Bugün bu düzeydeki gelişmelerin birincil adreslerinden biri Türkiye’dir. Desteklediği DAİŞ kalıntısı HTŞ ve SMO çeteleri ile sömürgeci misak-ı milli hayalleri ile hareket eden AKP-MHP faşizminin Suriye halklarına yönelik saldırıları bir milad durumundadır. Bugün Halep ve Şehba ile başlayan saldırılar yarın daha büyük cephelerin açılmasına sebep olacaktır. Esas olarak da hedef Rojava özerk yönetimi, devrim topraklarıdır, Kürt halkının kazanımlarıdır, Kürt özgürlük mücadelesinin tasfiye edilmesidir. Emperyalist Amerika ve siyonist İsrail’le ortak hamleler üreten faşist Erdoğan iktidarı kendi sınırının dışına taşıdığını düşündüğü savaşı bir anda kendi sınırları içinde bulabilir.

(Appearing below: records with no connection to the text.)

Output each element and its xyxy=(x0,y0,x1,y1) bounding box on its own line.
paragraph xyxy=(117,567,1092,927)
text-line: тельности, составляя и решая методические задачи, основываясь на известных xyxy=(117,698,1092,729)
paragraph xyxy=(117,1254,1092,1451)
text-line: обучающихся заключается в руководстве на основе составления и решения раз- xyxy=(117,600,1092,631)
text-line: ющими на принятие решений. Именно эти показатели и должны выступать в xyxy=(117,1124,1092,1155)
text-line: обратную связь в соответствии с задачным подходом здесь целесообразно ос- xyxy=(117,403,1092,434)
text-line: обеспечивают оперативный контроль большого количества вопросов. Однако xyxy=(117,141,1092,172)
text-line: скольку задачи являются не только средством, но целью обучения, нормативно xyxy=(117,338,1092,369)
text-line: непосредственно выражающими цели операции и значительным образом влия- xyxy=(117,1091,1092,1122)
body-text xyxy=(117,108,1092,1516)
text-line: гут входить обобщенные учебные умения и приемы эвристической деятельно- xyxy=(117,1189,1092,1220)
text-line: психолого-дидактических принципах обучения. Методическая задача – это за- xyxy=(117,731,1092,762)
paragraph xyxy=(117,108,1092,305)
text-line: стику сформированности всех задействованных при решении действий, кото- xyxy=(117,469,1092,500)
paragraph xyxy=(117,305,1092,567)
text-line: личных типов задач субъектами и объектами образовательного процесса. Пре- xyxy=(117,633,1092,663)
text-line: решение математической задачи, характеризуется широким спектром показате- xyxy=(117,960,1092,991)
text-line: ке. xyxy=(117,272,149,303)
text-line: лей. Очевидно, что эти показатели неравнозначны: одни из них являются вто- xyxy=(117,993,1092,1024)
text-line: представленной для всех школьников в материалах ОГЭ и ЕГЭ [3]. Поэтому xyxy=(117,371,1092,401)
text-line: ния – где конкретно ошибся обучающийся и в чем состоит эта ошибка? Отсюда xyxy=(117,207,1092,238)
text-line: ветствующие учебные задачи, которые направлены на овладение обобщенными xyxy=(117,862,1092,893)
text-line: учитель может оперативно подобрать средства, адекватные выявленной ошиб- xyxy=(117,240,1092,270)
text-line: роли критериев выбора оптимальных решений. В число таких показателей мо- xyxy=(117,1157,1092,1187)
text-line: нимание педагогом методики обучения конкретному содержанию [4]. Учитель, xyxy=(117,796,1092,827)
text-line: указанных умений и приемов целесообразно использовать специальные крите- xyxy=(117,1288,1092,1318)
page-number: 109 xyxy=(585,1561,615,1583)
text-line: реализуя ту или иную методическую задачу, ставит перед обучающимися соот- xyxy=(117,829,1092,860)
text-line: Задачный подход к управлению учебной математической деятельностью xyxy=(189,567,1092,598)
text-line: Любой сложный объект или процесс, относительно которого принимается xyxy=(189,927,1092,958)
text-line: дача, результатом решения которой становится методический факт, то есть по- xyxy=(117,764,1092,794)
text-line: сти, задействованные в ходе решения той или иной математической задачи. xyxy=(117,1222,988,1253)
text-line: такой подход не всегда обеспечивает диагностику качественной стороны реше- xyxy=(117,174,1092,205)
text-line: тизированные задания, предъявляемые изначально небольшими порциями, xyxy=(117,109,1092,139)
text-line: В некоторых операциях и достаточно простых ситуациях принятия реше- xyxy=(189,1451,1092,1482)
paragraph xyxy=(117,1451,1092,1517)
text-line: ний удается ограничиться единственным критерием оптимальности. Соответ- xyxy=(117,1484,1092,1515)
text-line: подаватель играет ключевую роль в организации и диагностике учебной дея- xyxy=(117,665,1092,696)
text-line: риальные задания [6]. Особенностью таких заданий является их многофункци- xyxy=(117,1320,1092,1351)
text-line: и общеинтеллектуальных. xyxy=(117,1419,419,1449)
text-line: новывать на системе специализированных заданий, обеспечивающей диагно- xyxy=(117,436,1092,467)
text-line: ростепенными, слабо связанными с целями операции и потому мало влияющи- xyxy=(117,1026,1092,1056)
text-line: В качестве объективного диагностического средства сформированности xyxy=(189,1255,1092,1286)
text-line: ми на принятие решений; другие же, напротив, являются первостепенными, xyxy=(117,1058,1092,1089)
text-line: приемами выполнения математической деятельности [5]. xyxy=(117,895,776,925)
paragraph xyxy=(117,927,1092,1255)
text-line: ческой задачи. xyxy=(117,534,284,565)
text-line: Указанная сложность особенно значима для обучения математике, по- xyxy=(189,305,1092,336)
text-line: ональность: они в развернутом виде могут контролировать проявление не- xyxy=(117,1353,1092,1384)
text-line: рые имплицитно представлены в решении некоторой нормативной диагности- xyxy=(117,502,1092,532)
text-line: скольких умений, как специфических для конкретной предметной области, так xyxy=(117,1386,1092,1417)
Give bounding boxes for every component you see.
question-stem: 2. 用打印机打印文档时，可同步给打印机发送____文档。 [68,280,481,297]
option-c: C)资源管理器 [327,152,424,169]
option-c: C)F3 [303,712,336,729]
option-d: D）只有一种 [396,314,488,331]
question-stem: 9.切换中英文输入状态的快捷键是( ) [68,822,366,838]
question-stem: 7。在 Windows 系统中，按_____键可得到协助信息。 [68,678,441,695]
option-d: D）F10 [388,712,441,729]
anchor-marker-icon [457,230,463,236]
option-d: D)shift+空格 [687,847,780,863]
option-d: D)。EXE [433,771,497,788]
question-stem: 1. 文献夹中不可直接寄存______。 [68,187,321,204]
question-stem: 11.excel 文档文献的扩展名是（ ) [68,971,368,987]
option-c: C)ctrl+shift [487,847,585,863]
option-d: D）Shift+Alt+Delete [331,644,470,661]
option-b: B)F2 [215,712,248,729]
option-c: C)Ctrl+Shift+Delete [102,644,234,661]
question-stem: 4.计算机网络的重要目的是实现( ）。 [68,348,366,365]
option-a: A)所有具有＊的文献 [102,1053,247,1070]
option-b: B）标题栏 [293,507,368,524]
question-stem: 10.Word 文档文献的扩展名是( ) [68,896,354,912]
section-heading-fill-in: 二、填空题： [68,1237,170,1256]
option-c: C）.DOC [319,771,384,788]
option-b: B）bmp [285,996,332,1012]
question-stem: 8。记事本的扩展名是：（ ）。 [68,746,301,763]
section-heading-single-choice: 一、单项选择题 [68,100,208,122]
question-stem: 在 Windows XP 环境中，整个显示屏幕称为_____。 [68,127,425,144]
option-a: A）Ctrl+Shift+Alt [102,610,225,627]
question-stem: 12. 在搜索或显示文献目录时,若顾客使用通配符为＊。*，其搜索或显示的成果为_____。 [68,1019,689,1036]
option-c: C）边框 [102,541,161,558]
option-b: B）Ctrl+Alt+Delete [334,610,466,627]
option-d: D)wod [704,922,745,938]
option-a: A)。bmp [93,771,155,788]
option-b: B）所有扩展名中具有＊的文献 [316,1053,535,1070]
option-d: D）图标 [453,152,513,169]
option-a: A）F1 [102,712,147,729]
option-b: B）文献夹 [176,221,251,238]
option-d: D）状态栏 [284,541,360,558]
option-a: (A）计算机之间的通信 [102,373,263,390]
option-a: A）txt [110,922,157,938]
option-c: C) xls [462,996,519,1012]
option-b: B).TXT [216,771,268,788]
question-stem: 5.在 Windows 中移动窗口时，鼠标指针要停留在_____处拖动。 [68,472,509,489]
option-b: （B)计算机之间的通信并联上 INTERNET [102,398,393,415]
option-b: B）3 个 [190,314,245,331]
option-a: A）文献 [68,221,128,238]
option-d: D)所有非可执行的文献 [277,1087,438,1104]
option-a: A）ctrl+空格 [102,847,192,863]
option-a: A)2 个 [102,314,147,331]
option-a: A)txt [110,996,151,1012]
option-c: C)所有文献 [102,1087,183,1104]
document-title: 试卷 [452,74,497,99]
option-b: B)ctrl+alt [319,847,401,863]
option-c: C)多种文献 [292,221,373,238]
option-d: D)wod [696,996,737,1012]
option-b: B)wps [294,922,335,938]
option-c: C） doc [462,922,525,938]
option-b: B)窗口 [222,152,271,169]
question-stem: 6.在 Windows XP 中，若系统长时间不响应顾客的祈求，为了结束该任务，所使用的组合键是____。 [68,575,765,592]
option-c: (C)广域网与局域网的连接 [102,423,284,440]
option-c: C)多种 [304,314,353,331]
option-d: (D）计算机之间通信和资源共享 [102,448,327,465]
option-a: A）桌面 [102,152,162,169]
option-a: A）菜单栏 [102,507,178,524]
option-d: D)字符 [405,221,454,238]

Faşizmin işgalci ve sömürgeci saldırılarının ülke içindeki karşılığı işçi sınıfı ve ezilen halklar üzerinde daha fazla baskı ve sömürü dalgası olacaktır. Bunu engellemenin tek yolu iç savaş dinamiklerini yaratacak militan, silahlı mücadele örgüt ve araçlarını daha fazla kuşanmak ve büyütmektir.
Partimiz DKP/BÖG, 10. kavga yılına bu politik dinamizmle hazırlanmaktadır. Başta partimizin kuruluş sahası da olan Rojava Devrim topraklarını devrimci seferberlik ruhuyla savunmak üzere, Türkiye ve Kürdistan işçi sınıfı ve halklarının Birleşik Devrimini gerçekleştirmek için tüm işçi, kadın, köylü ve gençleri devrimci seferberlik ruhuyla parti saflarımıza, devrimci savaşa katılmaya çağırıyoruz.
Yaşasın Partimiz DKP/BÖG! Yaşasın 10. Kavga Yılımız!
Kahrolsun Emperyalizm, Faşizm, Siyonizm!
Yaşasın Halkların Birleşik Devrim Mücadelesi!